Given: (#) Each path comprises of the cells which are ADJACENT to each other and NOT diagonal. (#) Time taken to cross each cell is EQUAL and is an unit time. (#) Travelling starts from the respective source coordinates of each path in the grid SIMULTANEOUSLY. (#) Paths may intersect, BUT after say 'x'th unit time no two paths must intersect in one particular cell at a time. If such case arises, then one of the paths need to bypass into a new path taking alternate adjacent cell just before the clashing cell.
Output: Z no. of paths which are SHORTEST possible without clash.
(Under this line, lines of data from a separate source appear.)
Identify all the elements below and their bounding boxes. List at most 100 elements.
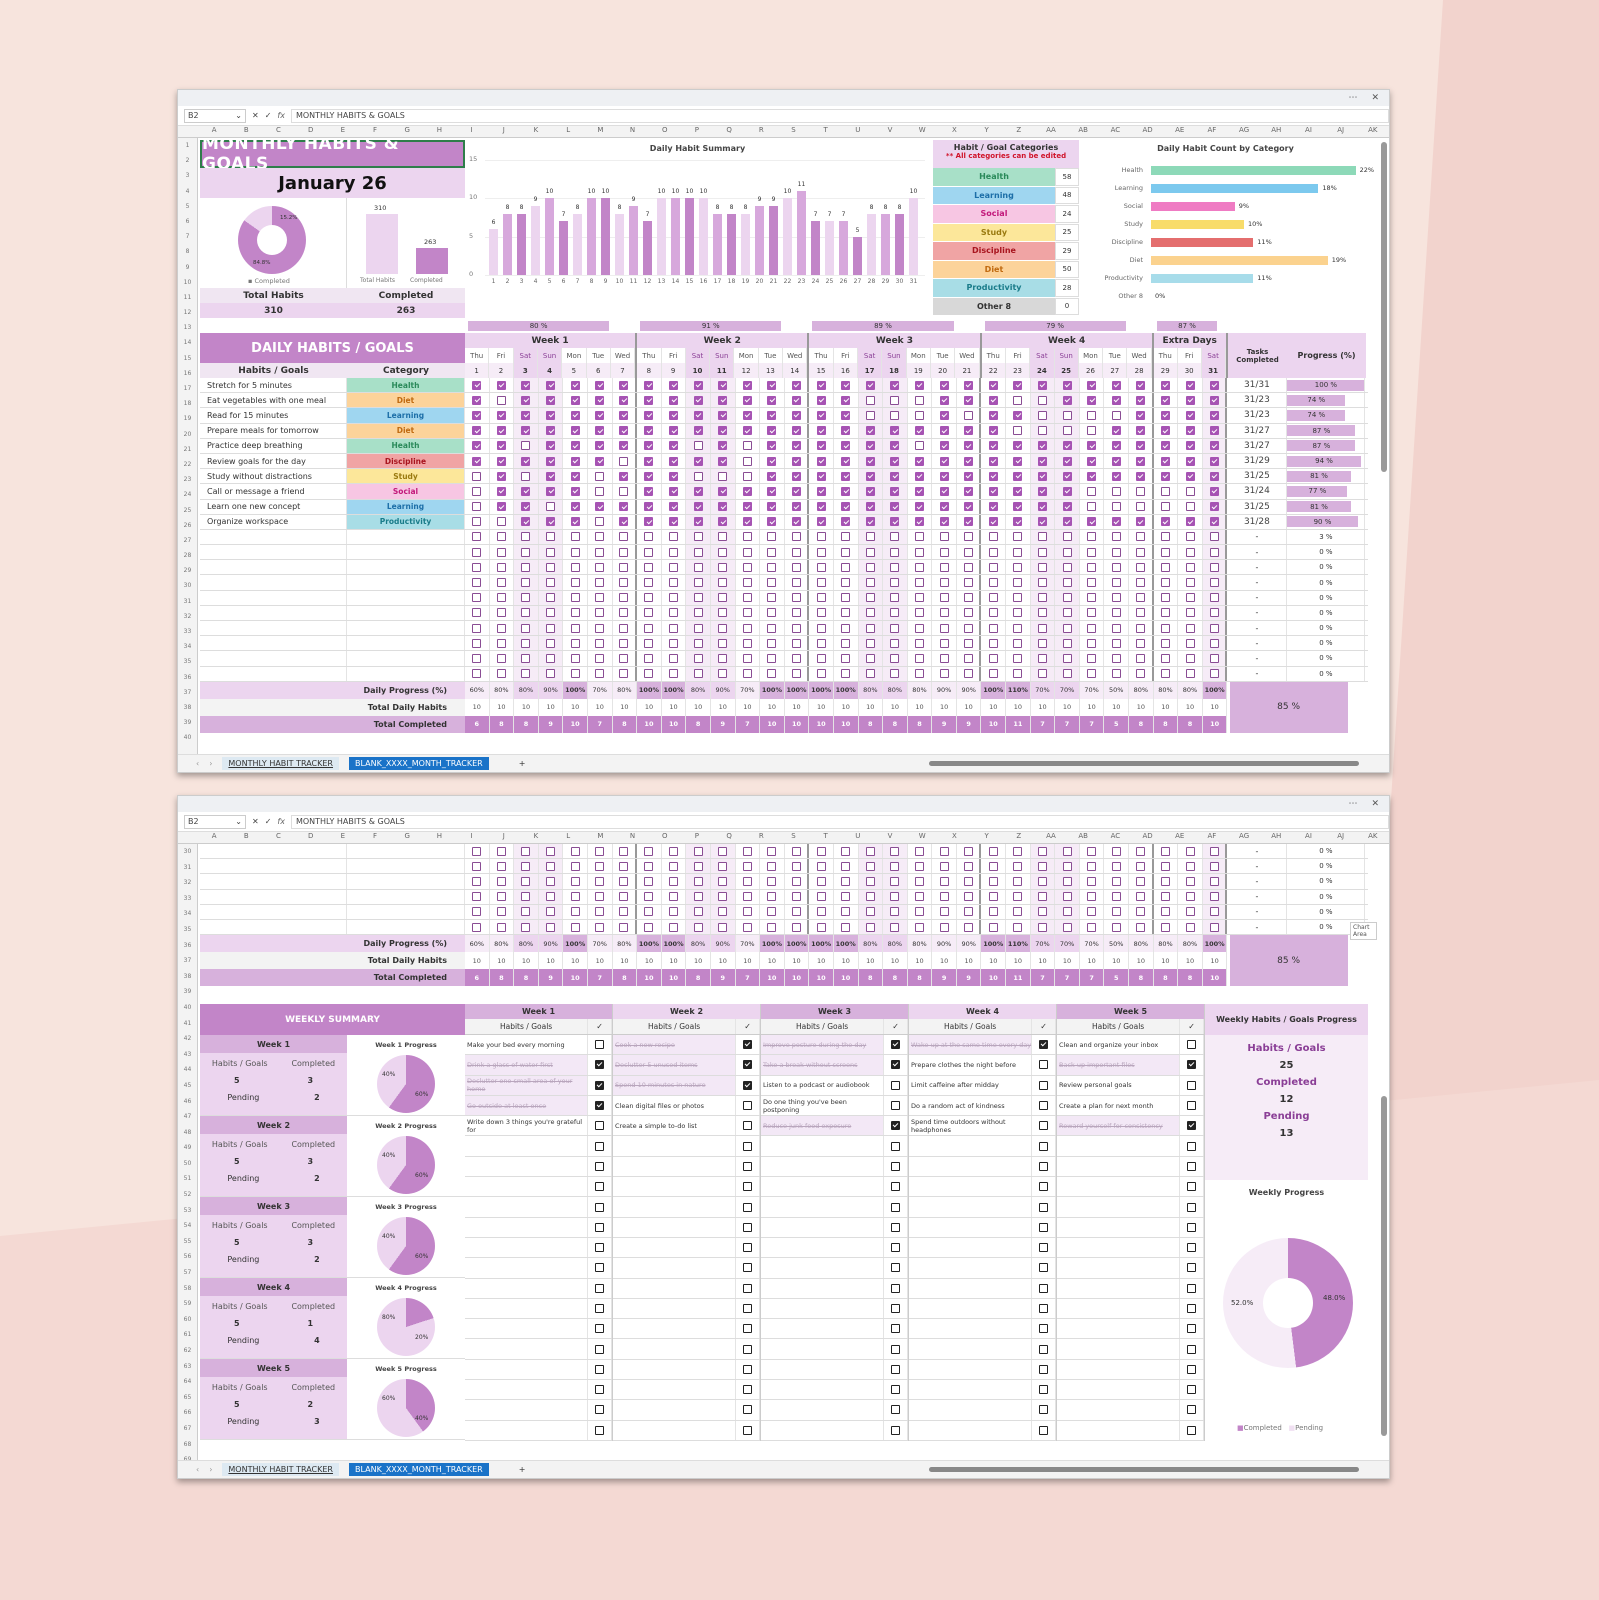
goal-checkbox[interactable] <box>743 1161 753 1171</box>
habit-checkbox[interactable] <box>1013 562 1023 572</box>
row-number[interactable]: 45 <box>183 1081 192 1089</box>
habit-checkbox[interactable] <box>988 922 998 932</box>
habit-checkbox[interactable] <box>718 502 728 512</box>
habit-checkbox[interactable] <box>767 669 777 679</box>
habit-checkbox[interactable] <box>546 861 556 871</box>
habit-checkbox[interactable] <box>1160 846 1170 856</box>
habit-checkbox[interactable] <box>963 547 973 557</box>
column-header[interactable]: J <box>502 126 505 134</box>
habit-checkbox[interactable] <box>1160 380 1170 390</box>
row-number[interactable]: 41 <box>183 1019 192 1027</box>
row-number[interactable]: 64 <box>183 1378 192 1386</box>
habit-checkbox[interactable] <box>619 502 629 512</box>
habit-checkbox[interactable] <box>841 623 851 633</box>
column-header[interactable]: R <box>758 126 764 134</box>
habit-checkbox[interactable] <box>1135 502 1145 512</box>
habit-checkbox[interactable] <box>472 410 482 420</box>
habit-checkbox[interactable] <box>693 593 703 603</box>
habit-checkbox[interactable] <box>619 653 629 663</box>
habit-checkbox[interactable] <box>988 441 998 451</box>
habit-checkbox[interactable] <box>570 669 580 679</box>
habit-checkbox[interactable] <box>1037 380 1047 390</box>
habit-checkbox[interactable] <box>742 578 752 588</box>
column-header[interactable]: P <box>694 126 700 134</box>
category-empty[interactable] <box>347 575 465 590</box>
goal-checkbox[interactable] <box>595 1161 605 1171</box>
goal-checkbox[interactable] <box>1039 1263 1049 1273</box>
prev-sheet-icon[interactable]: ‹ <box>196 759 200 768</box>
column-header[interactable]: F <box>373 832 378 840</box>
goal-text[interactable] <box>613 1177 737 1197</box>
row-number[interactable]: 49 <box>183 1144 192 1152</box>
goal-checkbox[interactable] <box>1039 1283 1049 1293</box>
goal-checkbox[interactable] <box>891 1161 901 1171</box>
habit-checkbox[interactable] <box>865 846 875 856</box>
habit-checkbox[interactable] <box>718 410 728 420</box>
category-empty[interactable] <box>347 919 465 935</box>
habit-checkbox[interactable] <box>546 502 556 512</box>
habit-checkbox[interactable] <box>1087 907 1097 917</box>
goal-text[interactable] <box>909 1177 1033 1197</box>
habit-checkbox[interactable] <box>1135 861 1145 871</box>
goal-checkbox[interactable] <box>1187 1101 1197 1111</box>
habit-checkbox[interactable] <box>693 456 703 466</box>
habit-checkbox[interactable] <box>988 578 998 588</box>
habit-checkbox[interactable] <box>546 395 556 405</box>
habit-checkbox[interactable] <box>890 876 900 886</box>
habit-checkbox[interactable] <box>742 395 752 405</box>
habit-checkbox[interactable] <box>546 486 556 496</box>
habit-checkbox[interactable] <box>816 593 826 603</box>
habit-checkbox[interactable] <box>472 623 482 633</box>
habit-checkbox[interactable] <box>669 593 679 603</box>
row-number[interactable]: 68 <box>183 1440 192 1448</box>
habit-checkbox[interactable] <box>988 456 998 466</box>
goal-checkbox[interactable] <box>743 1385 753 1395</box>
habit-checkbox[interactable] <box>1185 486 1195 496</box>
habit-checkbox[interactable] <box>865 547 875 557</box>
goal-text[interactable] <box>613 1359 737 1380</box>
habit-checkbox[interactable] <box>841 395 851 405</box>
goal-text[interactable] <box>465 1258 589 1278</box>
habit-checkbox[interactable] <box>742 907 752 917</box>
habit-checkbox[interactable] <box>1087 380 1097 390</box>
habit-checkbox[interactable] <box>1087 410 1097 420</box>
habit-checkbox[interactable] <box>644 395 654 405</box>
column-header[interactable]: Q <box>726 126 732 134</box>
habit-checkbox[interactable] <box>963 907 973 917</box>
column-header[interactable]: T <box>823 126 828 134</box>
habit-checkbox[interactable] <box>521 547 531 557</box>
habit-checkbox[interactable] <box>865 861 875 871</box>
row-number[interactable]: 61 <box>183 1331 192 1339</box>
habit-checkbox[interactable] <box>595 876 605 886</box>
row-number[interactable]: 33 <box>183 628 192 635</box>
weekly-progress-chart[interactable]: Weekly Progress 52.0% 48.0% ■Completed ■… <box>1205 1182 1368 1447</box>
habit-checkbox[interactable] <box>693 441 703 451</box>
habit-checkbox[interactable] <box>791 907 801 917</box>
habit-checkbox[interactable] <box>1062 517 1072 527</box>
habit-checkbox[interactable] <box>890 517 900 527</box>
goal-checkbox[interactable] <box>1187 1121 1197 1131</box>
habit-checkbox[interactable] <box>718 395 728 405</box>
column-header[interactable]: H <box>436 126 443 134</box>
category-empty[interactable] <box>347 529 465 545</box>
row-number[interactable]: 15 <box>183 354 192 362</box>
goal-text[interactable] <box>1057 1339 1181 1359</box>
column-header[interactable]: K <box>533 832 539 840</box>
goal-text[interactable] <box>761 1380 885 1400</box>
habit-checkbox[interactable] <box>1037 623 1047 633</box>
row-number[interactable]: 18 <box>183 400 192 408</box>
habit-checkbox[interactable] <box>693 608 703 618</box>
habit-checkbox[interactable] <box>816 502 826 512</box>
habit-name-empty[interactable] <box>200 904 347 919</box>
column-header[interactable]: C <box>276 832 281 840</box>
goal-checkbox[interactable] <box>1039 1141 1049 1151</box>
column-header[interactable]: K <box>533 126 539 134</box>
goal-checkbox[interactable] <box>1187 1141 1197 1151</box>
goal-text[interactable]: Review personal goals <box>1057 1075 1181 1095</box>
row-number[interactable]: 37 <box>183 688 192 696</box>
habit-checkbox[interactable] <box>841 547 851 557</box>
habit-checkbox[interactable] <box>914 395 924 405</box>
habit-checkbox[interactable] <box>988 426 998 436</box>
column-header[interactable]: W <box>918 832 926 840</box>
goal-checkbox[interactable] <box>891 1060 901 1070</box>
[Say there are two paths (Z=2), say X to Y and W to Z. While travelling, both X and W start simultaneously from their respective source coordinates, going to their respective destinations Y and Z such that they should take the SHORTEST possible path, AND after 'x'th unit time, they must not CLASH (when both the paths have traveled exactly (x-1) no. of cells and clashing into the 'x'th cell) into one single cell. If that happens, one of the path needs to be bypassed towards its destination keeping in mind without clash, shortest possible path. And this has to be implemented for Z no. of lines starting simultaneously in the grid.]